Jonn Elledge: Why Kingston gives Surrey the London finger

Jonn Elledge: Why Kingston gives Surrey the London finger

One of the most baffling bits of London’s rarely entirely unbaffling boundaries comes at its south western corner. Drive from, say, Epsom to Esher, and you’ll pass from one Surrey borough to another Surrey borough, without noticing anything to suggest you’ve passed through one of the world’s great cities en route. But you have: for part of that journey you were in the Royal Borough of Kingston-upon-Thames, a corner of Greater London that protrudes jarringly out into the home counties, looking uncomfortably like London is giving Surrey the finger.

This example is extreme but hardly unique. At the opposite end of the capital, in the Central Line suburbs carved out of Essex, there’s a building containing two semi-detached homes. Officially, one of them is in Greater London; the other is not. They share a roof; they do not share a county.

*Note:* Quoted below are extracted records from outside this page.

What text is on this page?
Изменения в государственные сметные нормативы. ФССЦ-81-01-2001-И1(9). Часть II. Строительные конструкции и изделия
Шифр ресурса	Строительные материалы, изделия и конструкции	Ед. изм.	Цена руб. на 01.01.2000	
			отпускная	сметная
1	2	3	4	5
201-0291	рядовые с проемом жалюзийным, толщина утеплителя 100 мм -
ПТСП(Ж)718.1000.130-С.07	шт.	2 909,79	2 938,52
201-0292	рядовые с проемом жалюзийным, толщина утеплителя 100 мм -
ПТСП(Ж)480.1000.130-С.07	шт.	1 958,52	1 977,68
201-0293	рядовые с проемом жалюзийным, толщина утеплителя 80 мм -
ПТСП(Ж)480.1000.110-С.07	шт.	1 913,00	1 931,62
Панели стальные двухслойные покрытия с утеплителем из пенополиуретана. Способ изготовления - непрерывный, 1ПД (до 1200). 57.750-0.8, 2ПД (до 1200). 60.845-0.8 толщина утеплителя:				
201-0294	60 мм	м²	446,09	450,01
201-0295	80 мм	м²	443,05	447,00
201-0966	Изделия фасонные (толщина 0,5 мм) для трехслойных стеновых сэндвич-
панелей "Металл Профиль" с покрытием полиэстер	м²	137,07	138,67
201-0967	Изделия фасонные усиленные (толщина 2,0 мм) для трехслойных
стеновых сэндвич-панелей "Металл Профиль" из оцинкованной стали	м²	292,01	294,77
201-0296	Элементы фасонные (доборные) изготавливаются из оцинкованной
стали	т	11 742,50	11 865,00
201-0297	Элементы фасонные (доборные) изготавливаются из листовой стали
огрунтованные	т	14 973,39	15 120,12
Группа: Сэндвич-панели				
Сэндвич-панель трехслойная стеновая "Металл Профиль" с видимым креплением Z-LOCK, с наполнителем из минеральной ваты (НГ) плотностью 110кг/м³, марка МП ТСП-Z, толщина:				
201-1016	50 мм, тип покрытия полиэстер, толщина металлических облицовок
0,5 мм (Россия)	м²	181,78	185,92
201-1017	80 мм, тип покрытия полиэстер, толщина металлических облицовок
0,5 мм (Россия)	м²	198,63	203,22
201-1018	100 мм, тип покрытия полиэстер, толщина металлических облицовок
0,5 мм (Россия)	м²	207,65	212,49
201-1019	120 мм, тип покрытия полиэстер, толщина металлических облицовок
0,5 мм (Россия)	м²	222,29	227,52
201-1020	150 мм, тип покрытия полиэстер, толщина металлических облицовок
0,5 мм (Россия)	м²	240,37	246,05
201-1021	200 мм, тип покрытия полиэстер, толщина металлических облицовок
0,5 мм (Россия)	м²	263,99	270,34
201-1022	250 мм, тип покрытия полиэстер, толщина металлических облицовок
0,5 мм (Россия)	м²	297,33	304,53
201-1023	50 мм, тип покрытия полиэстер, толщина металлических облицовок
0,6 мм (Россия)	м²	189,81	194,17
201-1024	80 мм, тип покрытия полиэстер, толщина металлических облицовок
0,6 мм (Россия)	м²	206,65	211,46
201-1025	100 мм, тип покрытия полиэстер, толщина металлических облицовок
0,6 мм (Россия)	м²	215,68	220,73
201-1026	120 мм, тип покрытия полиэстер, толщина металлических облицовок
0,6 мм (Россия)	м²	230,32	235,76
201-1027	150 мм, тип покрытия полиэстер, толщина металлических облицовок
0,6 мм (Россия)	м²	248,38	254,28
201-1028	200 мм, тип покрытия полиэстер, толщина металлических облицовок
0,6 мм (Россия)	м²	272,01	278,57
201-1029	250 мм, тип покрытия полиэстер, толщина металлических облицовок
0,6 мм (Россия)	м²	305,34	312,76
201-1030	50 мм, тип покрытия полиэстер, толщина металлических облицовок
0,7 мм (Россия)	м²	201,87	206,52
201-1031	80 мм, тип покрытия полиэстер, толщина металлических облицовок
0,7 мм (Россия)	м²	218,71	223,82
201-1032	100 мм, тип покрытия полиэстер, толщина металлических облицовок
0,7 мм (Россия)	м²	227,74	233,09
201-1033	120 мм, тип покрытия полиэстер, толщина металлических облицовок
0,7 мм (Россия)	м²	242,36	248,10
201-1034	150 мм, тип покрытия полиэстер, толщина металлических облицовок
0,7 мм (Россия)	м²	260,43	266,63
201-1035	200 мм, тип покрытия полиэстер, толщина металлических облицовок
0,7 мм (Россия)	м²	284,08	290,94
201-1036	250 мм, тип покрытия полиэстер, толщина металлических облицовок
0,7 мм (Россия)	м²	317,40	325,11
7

To explain why some patches of suburbia were subsumed into the capital while other, near identical ones, were not, you need to go back to 1957, when the government of Harold McMillan decided it was time to replace and expand the London County Council that had been in existence since 1889. To decide exactly where the boundary should lie, it appointed a royal commission under the chairmanship of Sir Edwin Herbert, a solicitor and – rather more surprisingly – mountaineer.

As one might expect, whether a district had been swallowed by the built-up area of London was one criteria the commission used to decide whether peripheral boroughs should be in or out, but it wasn’t the only one. The various borough, district and occasionally parish councils were also given marks based on their level of urbanisation, population density, transport and commuting patterns – seven criteria in all, with each council awarded a score out of 21. Those that scored under 10 (Brentwood, Cheshunt, Watford, et al.) were automatically excluded from the new Greater London. Those that scored above 16 were shoo-ins. And in between? “Further consideration required.”

A few of the resulting scores look slightly odd from a modern perspective. Some of the suburban Essex authorities – Chigwell (20-21), Romford (20), Hornchurch (19) – scored higher than Middlesex ones like Enfield (16-17) and Hayes & Harlington (16-17) that one might perhaps expect to be more London-y. But one authority that was very definitely going into Greater London was the Surrey metropolitan borough of Epsom & Ewell: that scored the maximum of 21. 

When the Herbert Commission reported in 1960, it proposed 52 new London boroughs: a Greater London not only bigger than the old London County Council, but bigger than the one that’s familiar today. Included were such areas as Cheshunt, Chigwell and Staines, as well as a huge chunk of contiguous Surrey suburbia: Caterham, Esher, Weybridge, Epsom, Banstead. In this version of Greater London, the Kingston finger didn’t exist, because the areas on either side were included, too.

So what happened? Local politics, combined with electoral self-interest. A lot of residents sent a lot of angry letters, noting that having made it and moved to Surrey, generally within living memory, they didn’t want to live in London thank you very much. The Conservative government’s interest in a bigger, and thus more Tory, Greater London was balanced by its reliance on local parties who didn’t want too much of their tax money going to subsidise the Labour-voting inner city. 

And so, when the government finally published its response to Herbert’s proposals, the 52 small boroughs the commission had proposed had been replaced by 32 bigger ones. Partly this was through mergers and partly through the decision to simply leave a bunch of the outermost authorities out. Officially, there were criteria determining which these should be too (desire or otherwise to be included in the new London, whether it looked into the city or out to the county, and so on). But it is striking that most of those ultimately excluded were in the affluent Surrey commuter belt. They may have looked little different from the Outer London boroughs at the other points of the compass, but they were louder and more Tory – and thus a reason was conveniently be found to exclude them.

The result of all this is that weird finger of Greater London pointing down into the Home Counties. Kingston and Surbiton may look little different from the Surrey suburbs either side (the former, indeed, still contains a county hall; perhaps this explains the urge to give Surrey the finger). But they just didn’t manage to persuade the government to exclude them from the new London. Epsom & Ewell, its score of 21 notwithstanding, did. 

Incidentally, that house with the border through the middle of it? Herbert also decided against dividing existing boroughs wherever possible. Some of those boroughs had boundaries based on those of ancient parishes – and, just occasionally, some enterprising developer had stuck a building on top. So, today there are houses which share a party wall with a neighbour who doesn’t even live in the same city as them.